L'arrêt de la Cour est attendu dans six mois. S'il est favorable au PTB, il pourrait conduire à une modification de l'article 48 de la Constitution belge, qui organise les élections.

L'affaire remonte au scrutin régional de 2014. A l'époque, Germain Mugemangango rate le coche à 14 voix près. Il introduit alors un recours pour demander le recomptage des 21.385 bulletins de vote déclarés blancs, nuls ou contestés au sein de la circonscription de Charleroi. Une requête acceptée par la commission de vérification des pouvoirs du Parlement de Wallonie mais rejetée en plénière, les parlementaires déclarant sa demande recevable mais non fondée.

En décembre 2014, M. Mugemangango saisit donc la Cour européenne des droits de l'homme, y dénonçant des irrégularités ainsi que la partialité du parlement wallon qui a validé ses propres pouvoirs, sans recours possible.

"Aujourd'hui, l'Etat belge continue de défendre ses positions avec les mêmes arguments peu convainquants", a affirmé le désormais chef de groupe du PTB au parlement régional, à l'issue des plaidoiries de ce mercredi matin à Strasbourg.

Ainsi, selon les avocats de la Belgique, il convient d'assurer la séparation des pouvoirs et d'examiner le contexte historique du Royaume. "En d'autres mots, pour eux, plus un Etat est démocratique depuis longtemps, moins il doit se justifier. C'est une position que défend aussi le Danemark mais ce n'est pas correct", a pointé le député PTB qui plaide, lui, pour la mise en place d'un système juridictionnel de validation des scrutins.

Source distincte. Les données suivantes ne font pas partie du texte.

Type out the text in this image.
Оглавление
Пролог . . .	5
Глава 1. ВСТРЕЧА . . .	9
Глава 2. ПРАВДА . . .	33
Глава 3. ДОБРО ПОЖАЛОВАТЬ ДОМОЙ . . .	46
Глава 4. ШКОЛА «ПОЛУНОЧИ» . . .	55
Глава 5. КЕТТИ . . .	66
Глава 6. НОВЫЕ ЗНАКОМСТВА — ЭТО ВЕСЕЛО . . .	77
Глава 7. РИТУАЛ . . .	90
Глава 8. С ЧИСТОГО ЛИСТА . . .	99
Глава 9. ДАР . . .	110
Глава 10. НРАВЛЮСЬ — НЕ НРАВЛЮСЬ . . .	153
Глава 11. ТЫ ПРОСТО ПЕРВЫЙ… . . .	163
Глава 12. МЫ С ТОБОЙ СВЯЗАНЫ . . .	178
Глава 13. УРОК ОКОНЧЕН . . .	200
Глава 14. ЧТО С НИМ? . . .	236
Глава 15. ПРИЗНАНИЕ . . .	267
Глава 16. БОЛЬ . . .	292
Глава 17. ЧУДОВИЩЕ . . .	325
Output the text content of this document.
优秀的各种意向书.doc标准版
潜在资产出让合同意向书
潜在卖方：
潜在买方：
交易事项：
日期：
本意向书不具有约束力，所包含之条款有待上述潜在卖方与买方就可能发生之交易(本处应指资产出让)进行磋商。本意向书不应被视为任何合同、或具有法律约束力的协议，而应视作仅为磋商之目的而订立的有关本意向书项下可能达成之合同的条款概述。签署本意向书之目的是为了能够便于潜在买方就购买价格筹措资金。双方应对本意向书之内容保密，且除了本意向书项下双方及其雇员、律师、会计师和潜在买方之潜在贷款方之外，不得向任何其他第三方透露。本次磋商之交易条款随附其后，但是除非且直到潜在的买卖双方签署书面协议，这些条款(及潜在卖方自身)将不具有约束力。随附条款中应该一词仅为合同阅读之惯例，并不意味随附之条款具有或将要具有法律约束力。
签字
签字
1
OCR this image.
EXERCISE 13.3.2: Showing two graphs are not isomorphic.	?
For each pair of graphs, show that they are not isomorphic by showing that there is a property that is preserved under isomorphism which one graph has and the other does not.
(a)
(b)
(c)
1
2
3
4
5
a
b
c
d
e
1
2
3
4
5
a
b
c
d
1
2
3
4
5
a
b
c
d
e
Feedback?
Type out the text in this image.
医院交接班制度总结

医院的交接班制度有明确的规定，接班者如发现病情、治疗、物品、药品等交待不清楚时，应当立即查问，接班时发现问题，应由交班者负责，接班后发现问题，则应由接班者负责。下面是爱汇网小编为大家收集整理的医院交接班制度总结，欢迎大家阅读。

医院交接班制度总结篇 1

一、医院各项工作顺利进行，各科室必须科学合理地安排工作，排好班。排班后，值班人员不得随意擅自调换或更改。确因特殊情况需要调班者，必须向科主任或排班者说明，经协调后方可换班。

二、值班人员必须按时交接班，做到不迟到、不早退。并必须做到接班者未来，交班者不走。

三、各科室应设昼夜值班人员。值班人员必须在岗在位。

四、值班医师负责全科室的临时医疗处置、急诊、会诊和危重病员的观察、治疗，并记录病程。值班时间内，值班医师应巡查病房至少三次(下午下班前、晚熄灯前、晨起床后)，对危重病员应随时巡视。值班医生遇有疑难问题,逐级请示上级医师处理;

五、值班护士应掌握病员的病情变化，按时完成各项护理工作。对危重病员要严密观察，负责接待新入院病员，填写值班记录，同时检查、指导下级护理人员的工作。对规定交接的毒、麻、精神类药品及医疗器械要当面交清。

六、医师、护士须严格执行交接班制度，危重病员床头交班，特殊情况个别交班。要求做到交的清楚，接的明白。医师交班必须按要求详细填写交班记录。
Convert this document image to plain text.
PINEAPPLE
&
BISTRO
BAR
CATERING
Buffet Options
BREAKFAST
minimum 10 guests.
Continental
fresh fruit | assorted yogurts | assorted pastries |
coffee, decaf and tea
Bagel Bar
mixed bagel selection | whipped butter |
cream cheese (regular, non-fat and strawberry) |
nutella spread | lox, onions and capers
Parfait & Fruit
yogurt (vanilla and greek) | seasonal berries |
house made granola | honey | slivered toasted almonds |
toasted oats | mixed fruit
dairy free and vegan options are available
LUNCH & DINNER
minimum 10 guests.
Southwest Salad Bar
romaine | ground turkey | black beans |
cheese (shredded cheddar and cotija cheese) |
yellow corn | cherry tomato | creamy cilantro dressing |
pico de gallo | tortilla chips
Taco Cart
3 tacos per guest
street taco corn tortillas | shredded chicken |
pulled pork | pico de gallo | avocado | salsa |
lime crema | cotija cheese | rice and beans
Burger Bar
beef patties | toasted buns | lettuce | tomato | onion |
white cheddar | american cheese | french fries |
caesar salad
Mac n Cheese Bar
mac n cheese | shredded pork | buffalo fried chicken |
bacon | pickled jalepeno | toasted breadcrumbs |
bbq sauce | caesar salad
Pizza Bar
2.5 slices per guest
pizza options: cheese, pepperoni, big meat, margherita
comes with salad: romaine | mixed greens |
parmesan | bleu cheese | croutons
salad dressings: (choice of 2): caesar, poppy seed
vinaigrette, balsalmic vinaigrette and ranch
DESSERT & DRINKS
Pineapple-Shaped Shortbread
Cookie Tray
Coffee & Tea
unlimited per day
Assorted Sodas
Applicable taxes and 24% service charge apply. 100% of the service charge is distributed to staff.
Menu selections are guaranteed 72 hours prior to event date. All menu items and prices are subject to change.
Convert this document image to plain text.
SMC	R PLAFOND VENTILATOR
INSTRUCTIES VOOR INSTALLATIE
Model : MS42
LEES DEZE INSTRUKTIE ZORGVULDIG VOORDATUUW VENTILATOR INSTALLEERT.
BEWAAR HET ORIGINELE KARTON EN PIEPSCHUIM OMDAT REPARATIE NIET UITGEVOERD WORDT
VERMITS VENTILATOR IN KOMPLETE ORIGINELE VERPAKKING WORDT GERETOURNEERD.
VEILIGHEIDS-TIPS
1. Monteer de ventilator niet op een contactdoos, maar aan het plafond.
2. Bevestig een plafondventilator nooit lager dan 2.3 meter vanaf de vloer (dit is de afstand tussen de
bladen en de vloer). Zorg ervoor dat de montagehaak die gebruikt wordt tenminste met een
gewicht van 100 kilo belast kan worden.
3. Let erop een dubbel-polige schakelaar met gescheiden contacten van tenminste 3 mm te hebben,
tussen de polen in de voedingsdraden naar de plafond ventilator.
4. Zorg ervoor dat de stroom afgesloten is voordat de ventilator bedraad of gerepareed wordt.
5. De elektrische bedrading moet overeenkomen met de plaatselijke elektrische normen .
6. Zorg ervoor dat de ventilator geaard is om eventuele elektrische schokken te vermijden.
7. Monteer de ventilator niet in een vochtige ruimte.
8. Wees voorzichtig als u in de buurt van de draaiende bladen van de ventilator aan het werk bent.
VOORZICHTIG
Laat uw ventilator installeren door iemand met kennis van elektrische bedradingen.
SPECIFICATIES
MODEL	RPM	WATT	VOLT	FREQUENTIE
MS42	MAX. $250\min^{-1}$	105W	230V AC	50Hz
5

Une proposition que ne défend pas le président du parlement wallon, Jean-Claude Marcourt (PS), qui avait lui aussi fait le déplacement en Alsace pour y soutenir, par sa présence, la position historique de l'Etat belge.

Pour M. Marcourt, comme pour la Belgique, le Code électoral assure en effet des élections libres et donne des garanties tant en ce qui concerne le scrutin que son dépouillement. Par ailleurs, le parlement wallon a offert au requérant un recours effectif et immédiat, assorti des mêmes assurances que celles dont il aurait bénéficié devant un tribunal. L'ensemble de la procédure a en outre été transparente, les audiences et réunions étant publiques et un rapport ayant été publié. Enfin, depuis la création de l'État belge, la validation des élections législatives a toujours été assurée par les parlements et non par une instance juridictionnelle, dans le respect du principe de la séparation des pouvoirs, garantissant l'indépendance du pouvoir législatif.

Si la Cour européenne des droits de l'homme décidait de donner raison au PTB, suivant ainsi l'avis Commission de Venise, un organe consultatif du Conseil de l'Europe spécialisé dans ce type de dossiers, l'Etat belge pourrait être amené à revoir l'article 48 de sa Constitution, qui organise les élections aux différents niveaux de pouvoir.